Does it actually give off heat or is it just “vibes”
This is where it surprised me.
It gives off real heat. Proper radiant heat. Not diesel heater hot air blasting at your ankles, but the kind that makes your hands feel warm and your face stop being miserable.
I was impressed enough that I started justifying the purchase out loud, which is usually how I know something has actually worked.
The smell, the condensation, and the internet panic
There is a smell. When it’s burning, it smells a bit like spilled vodka, rum, or whisky. Like you’ve dropped a spirit, and now you’re pretending it didn’t happen.
When it goes out, you get a little final whiff, and that’s actually useful because you can tell it’s done without staring at it like a caveman.
I haven’t noticed any extra moisture beyond normal winter motorhome life. But it is winter. Everything is damp. Even your thoughts are damp.
“Is it safe though?”
It’s bio-ethanol. It gives off water and carbon dioxide, a ventilation issue, so yes, crack a window. We’ve got a monoxide detector anyway, and the van is overly ventilated; it annoyingly leaks heat everywhere! If you’re the type who seals everything airtight and then wonders why you feel weird, this is not for you.

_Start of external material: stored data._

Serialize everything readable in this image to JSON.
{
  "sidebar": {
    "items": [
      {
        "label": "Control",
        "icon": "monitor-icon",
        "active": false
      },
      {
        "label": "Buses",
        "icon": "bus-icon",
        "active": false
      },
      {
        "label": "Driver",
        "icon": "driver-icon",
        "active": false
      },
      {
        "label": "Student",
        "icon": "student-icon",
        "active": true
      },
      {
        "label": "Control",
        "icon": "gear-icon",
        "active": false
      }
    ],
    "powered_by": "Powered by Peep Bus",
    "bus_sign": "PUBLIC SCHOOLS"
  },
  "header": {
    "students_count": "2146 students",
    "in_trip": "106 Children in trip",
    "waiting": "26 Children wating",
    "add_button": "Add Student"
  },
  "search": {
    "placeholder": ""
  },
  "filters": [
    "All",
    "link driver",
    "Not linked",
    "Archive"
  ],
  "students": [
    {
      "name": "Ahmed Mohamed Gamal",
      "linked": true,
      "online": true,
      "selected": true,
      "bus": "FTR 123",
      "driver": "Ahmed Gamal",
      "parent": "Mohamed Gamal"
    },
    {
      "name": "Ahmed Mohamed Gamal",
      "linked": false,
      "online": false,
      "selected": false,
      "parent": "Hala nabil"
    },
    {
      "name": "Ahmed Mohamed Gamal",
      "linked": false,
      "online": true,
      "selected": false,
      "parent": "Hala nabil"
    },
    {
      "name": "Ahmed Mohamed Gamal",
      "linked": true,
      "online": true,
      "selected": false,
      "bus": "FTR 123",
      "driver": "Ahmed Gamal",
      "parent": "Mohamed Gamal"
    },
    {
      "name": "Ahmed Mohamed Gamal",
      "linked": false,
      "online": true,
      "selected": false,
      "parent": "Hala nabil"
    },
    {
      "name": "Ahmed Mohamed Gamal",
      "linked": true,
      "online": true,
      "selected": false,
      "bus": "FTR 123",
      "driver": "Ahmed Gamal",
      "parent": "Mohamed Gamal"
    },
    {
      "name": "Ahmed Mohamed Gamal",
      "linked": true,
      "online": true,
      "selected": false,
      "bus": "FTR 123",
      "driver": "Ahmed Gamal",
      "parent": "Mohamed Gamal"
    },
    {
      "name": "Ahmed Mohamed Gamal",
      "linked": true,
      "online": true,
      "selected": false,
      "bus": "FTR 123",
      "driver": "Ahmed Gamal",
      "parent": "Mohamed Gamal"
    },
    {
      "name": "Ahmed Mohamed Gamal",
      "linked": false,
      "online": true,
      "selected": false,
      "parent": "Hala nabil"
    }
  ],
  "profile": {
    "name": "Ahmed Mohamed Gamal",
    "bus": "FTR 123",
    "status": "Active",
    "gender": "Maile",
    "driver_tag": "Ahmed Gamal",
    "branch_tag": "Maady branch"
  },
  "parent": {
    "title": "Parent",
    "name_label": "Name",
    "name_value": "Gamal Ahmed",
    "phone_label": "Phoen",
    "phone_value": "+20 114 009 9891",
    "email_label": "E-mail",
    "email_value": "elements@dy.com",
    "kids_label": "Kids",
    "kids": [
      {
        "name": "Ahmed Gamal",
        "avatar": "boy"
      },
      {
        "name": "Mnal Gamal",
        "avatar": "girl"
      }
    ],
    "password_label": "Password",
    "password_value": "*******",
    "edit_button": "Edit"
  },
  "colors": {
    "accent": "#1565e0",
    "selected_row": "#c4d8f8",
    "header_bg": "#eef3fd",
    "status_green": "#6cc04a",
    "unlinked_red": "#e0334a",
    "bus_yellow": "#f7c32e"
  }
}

Also, and this feels obvious but apparently needs saying: it’s an active fire, be careful around it! That’s how you end up being a local news story.
Mrs. M’s verdict (the only one that matters)
Mrs. M loved it. That’s it. That’s the review.
I even got a sound bite while she was hiding in the bathroom to avoid being on camera, which is honestly the most relatable thing.
The travel test, because we’re not living in a showroom
After the first proper use, we relocated it to the main living area and put a silicone pad underneath it so it doesn’t move around when driving. It’s been stable, and it hasn’t tried to launch itself across the van yet.
I still don’t fully trust the glass long-term, but for now it’s behaving.
(because I’m cautious)
I tested the extinguishing plunger to see how quickly it puts the flame out.
Simple. Down it goes. Flame out. No drama.
Which is good, because if the “emergency stop” part of your fire device is rubbish, you’ve basically just bought a fancy anxiety generator.
Would I recommend one?
It will not replace a diesel heater. It’s not heating your full motorhome in February while you sit in your pants pretending you’re fine. But as supplementary heat, it’s cheap to run, looks genuinely cosy, and gives off more warmth than you’d think for something that fits on a table.
If you’ve got the space and you can be around an open flame, it’s a surprisingly good little upgrade.